The Disposable Product Manifesto

tl;dr: AI is eating product categories faster than anyone can build moats around them. Ship disposable, ship fast, run bets in parallel. The safe harbors left are regulated (finance, healthcare, defense) or human (distribution, taste, trust). VC math doesn’t math anymore. Nobody knows what’s next, me included.

Build Like It’s Already Obsolete

Most digital products one can ship from now on are structurally ephemeral. The tech they’re built on iterates in daily cycles, not monthly or yearly ones anymore. Something drops on a Tuesday and by Friday half your roadmap is a joke.

Hard truth: whatever you build probably has only months of shelf life before it goes obsolete or gets eaten by one of the big boys, such as Anthropic, which has been running this Pac-Man strategy harder than anyone else (see ANTHROPIC & THE PAC MAN STRATEGY).

Sounds catastrophic? It’s just another tectonic shift. Amazon ate small businesses across the world in 20 years. These guys will do it in 2.

Dead Man Walking

The same Pac-Man dynamic playing out at Anthropic is about to repeat across every layer of the stack. Some categories are already toast, others have a few quarters left, but the pattern is the same: anything that can be reframed as a feature inside a foundation model’s product surface, will be.

  • Wrapper startups die first: single-prompt tools, “ChatGPT for X,” thin API resellers. Zero defensibility, first to go.
  • Vertical SaaS gets gutted: anything that’s “spreadsheet + workflow + reports” becomes a Claude/ChatGPT skill you summon in 10 seconds.
  • Dev tools consolidate: IDEs, code review, testing, deployment, all folding into Claude Code, Cursor, Copilot.
  • No-code tools collapse: Figma, Webflow, Lovable, v0 squeezed from above by native generative UI.
  • Headcount inversion: solo operators with AI leverage outproduce 20-person startups. Series A rounds for “AI productivity tools” start looking absurd.
  • VC thesis breaks: 7-year hold + 10x return math doesn’t survive a 6-month product half-life.
  • Moats shift from tech to distribution/data/trust: the only defensible plays own a proprietary data loop, a regulated relationship, or a chosen brand.

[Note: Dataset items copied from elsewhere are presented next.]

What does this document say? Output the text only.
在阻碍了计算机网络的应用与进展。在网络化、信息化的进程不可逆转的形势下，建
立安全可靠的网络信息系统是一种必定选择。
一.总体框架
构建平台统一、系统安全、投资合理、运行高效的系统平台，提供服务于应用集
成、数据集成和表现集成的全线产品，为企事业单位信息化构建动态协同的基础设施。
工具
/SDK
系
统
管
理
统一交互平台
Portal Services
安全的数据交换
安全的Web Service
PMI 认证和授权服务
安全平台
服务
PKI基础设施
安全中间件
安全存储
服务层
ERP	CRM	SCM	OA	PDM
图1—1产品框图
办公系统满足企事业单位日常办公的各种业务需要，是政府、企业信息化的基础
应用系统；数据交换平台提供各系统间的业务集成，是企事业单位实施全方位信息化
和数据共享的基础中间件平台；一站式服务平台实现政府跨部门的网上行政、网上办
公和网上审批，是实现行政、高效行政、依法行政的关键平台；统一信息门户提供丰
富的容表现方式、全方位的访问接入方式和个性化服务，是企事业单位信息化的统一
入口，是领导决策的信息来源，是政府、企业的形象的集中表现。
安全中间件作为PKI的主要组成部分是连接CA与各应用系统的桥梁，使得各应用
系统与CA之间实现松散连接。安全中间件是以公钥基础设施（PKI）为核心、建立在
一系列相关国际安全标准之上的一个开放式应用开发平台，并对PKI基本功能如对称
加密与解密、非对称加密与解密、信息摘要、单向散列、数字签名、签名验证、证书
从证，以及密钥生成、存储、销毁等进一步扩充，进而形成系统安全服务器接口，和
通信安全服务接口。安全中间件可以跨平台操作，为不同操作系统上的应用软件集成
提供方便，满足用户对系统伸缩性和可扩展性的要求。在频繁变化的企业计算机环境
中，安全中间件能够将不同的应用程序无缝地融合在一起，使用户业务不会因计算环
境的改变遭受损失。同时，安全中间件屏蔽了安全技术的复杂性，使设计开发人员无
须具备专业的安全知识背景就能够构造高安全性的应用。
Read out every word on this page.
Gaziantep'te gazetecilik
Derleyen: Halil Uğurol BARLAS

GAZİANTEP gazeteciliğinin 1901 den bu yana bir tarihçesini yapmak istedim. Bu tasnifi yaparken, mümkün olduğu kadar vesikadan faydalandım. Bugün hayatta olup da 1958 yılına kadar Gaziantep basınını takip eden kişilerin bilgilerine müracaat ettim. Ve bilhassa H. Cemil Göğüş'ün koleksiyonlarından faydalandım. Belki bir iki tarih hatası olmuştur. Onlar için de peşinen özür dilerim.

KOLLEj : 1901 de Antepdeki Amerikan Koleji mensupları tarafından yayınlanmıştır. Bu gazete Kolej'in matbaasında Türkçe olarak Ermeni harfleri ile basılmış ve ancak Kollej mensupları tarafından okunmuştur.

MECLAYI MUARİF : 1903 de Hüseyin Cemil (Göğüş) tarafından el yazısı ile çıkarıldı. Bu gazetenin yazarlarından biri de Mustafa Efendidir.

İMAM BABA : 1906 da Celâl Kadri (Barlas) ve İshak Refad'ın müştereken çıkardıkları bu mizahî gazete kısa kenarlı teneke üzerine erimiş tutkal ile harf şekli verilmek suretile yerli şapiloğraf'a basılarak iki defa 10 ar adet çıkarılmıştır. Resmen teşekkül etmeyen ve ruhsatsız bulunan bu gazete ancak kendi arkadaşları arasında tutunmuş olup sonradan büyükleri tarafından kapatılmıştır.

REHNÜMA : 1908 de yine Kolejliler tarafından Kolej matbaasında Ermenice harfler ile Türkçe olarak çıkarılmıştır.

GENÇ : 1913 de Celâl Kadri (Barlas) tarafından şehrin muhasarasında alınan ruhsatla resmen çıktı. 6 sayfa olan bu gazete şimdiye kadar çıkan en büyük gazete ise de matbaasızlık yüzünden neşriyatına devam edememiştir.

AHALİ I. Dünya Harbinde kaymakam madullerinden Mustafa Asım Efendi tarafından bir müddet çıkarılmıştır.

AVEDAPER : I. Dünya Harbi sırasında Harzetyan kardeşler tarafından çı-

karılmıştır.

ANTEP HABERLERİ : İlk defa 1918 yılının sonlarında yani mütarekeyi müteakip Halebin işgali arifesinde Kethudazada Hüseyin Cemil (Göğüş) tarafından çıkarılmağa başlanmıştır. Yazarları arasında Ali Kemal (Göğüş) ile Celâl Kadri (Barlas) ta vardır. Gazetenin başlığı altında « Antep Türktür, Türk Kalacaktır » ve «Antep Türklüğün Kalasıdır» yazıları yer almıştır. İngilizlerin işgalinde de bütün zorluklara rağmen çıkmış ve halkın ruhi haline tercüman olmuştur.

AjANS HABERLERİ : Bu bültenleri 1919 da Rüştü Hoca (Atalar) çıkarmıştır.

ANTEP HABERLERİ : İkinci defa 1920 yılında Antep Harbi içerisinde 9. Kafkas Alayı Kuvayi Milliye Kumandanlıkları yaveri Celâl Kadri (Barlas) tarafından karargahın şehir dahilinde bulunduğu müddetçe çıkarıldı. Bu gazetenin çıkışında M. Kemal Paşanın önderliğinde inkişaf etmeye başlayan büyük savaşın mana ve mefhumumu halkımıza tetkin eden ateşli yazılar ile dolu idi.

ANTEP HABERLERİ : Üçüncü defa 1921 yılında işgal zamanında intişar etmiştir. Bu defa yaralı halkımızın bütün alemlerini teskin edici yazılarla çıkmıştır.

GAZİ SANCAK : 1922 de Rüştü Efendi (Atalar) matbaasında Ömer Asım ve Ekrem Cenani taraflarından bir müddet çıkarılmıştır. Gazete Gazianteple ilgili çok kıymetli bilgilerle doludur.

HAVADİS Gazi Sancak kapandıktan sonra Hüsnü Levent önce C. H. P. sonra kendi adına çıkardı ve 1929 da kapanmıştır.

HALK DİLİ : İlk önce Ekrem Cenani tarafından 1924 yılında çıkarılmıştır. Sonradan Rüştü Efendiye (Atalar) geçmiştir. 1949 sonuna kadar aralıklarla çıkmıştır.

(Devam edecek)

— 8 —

Each of the above has already started playing out. See DEAD MAN WALKING.

Now What?

SHIP AT LUDICROUS SPEED

“Move fast and break things” just hit a whole new gear. Overthinking is the new technical debt. The cost of a wrong decision has collapsed because the half-life of any decision is six months anyway.

STAY LOOSE ENOUGH TO PIVOT OR PULL THE PLUG

Treat every product like a summer fling. The moment a core provider drops the same thing natively (and they will), pivot the angle, dig deeper into a niche they won’t bother with, or kill it entirely. Act like a momentum trader, not a buy&holder.

PARALLALIZE LIKE CRAZY

What used to take a team of 5 and six months can now be built by 1 person in a week to a month. Don’t bet the house on one product, run 5, 10, 20 bets in parallel. Treat your portfolio like a VC, not a craftsman. Most will die. All might. That’s fine, you’re trading the spike, not the long hold.

REGULATED HARBORS

Not everything moves at AI speed. Some sectors are armored by stuff foundation models can’t touch: regulators, licenses, capital requirements, political patronage, and the kind of trust that takes decades to earn and seconds to lose. Pac-Man can chew through SaaS all day, but he chokes on red tape and lobbyists. If you want to build something with a shelf life longer than two quarters, this may be where you should go hunting.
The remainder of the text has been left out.